Positive language is something we have long encouraged with our team, changing terms liked "failed deliveries" to "missed deliveries" – as we didn't fail in our intention to deliver, only the recipient chose not to be in! To any challenge we ask them to think of three positives.
I strongly believe happiness is a skill and it certainly helped through those dark times and continues to help us every day. All our teams have their own "stuff" going on; every day we face similar life emotions and events, and all grapple with our own personalities.

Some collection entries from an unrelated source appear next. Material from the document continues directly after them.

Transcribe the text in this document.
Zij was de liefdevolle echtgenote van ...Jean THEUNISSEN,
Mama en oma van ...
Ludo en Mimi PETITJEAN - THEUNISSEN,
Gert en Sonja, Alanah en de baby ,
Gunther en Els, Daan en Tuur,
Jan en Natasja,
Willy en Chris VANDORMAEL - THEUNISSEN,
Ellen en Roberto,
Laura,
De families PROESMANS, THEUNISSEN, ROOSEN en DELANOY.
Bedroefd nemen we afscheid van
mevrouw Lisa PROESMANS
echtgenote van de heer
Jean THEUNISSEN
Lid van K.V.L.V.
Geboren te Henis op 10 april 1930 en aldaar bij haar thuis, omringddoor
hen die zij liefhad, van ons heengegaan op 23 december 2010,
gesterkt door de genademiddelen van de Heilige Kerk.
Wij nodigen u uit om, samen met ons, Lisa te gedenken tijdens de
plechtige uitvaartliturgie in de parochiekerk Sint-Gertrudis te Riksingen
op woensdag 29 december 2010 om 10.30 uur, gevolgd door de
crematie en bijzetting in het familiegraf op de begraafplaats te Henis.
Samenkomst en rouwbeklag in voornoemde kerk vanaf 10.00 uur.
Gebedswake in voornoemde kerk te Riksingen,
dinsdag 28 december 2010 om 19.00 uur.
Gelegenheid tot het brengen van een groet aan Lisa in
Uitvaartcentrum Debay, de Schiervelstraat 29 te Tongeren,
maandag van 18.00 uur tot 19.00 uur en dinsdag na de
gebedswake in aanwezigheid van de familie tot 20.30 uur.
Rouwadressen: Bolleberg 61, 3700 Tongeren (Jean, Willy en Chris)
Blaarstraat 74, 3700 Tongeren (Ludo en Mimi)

But the skills I learned a decade or so ago provided me with a great opportunity to observe, reflect and adapt to situations using different approaches. I tell my team that oft-used quote: "We cannot direct the wind, but we can adjust the sails".
During the COVID-19 pandemic we were in the eye of a storm, but though we couldn’t stop it, we could always find a way to navigate through it. I'd love to see the skills of happiness and leadership being integral to every part of education as I've learned and seen the benefits in my life and so clearly the past year.
“In a time of social distancing, boundaries seem to vanish”
Another huge part of getting through for us has been music and creativity. Creativity has been the backbone of remaining positive when things seemed insurmountable. Music has always been a major part of my life – a keen pianist, I haven't played for over a year due to the demands of the pandemic, but when I do I am unplugged! It is so important for us mental health-wise for us to have those releases and bouts of creativity where we can lose ourselves and empty our minds of clamouring thoughts and anxieties.
Music as a team also helped us through the pandemic – I realise many pharmacies may not have access to it, but we have found it a refuge and a source of great fun. In the darkest of weeks we had playlists (from yours truly) of mask themes, Muppet songs, Sound of Music singalongs, team members' names , songs from the year of their birth – anything and everything to (in the words of Marie Kondo) spark some joy.
I haven't managed to keep any sort of work-life balance this past year – even Christmas passed without any decorations or gifts – every last morsel of our energy and time sapped. Moving forward, as much as I'm proud of our effort, I hope it's never called for again.
It's strange that in a time of social distancing, boundaries seemed to vanish. I think too much was asked of community pharmacists and we will need to heal as individuals and a profession. Much is talked of NHS colleagues, but we too have taken a battering this past year and being perhaps more reserved in representation have not shone the light on the stories of our own COVID-19 journey.
This week is Mental Health Awareness Week, but I will finish by saying I so dislike that term; it should just be Health Awareness Week. We are not physical beings separated from our minds. How we feed them in terms of nutrition, what we choose to focus on, and what we say is equally important to our own health and those around us.
Ali Sparkes is director of happiness and technology at The Health Dispensary in Neath, Wales.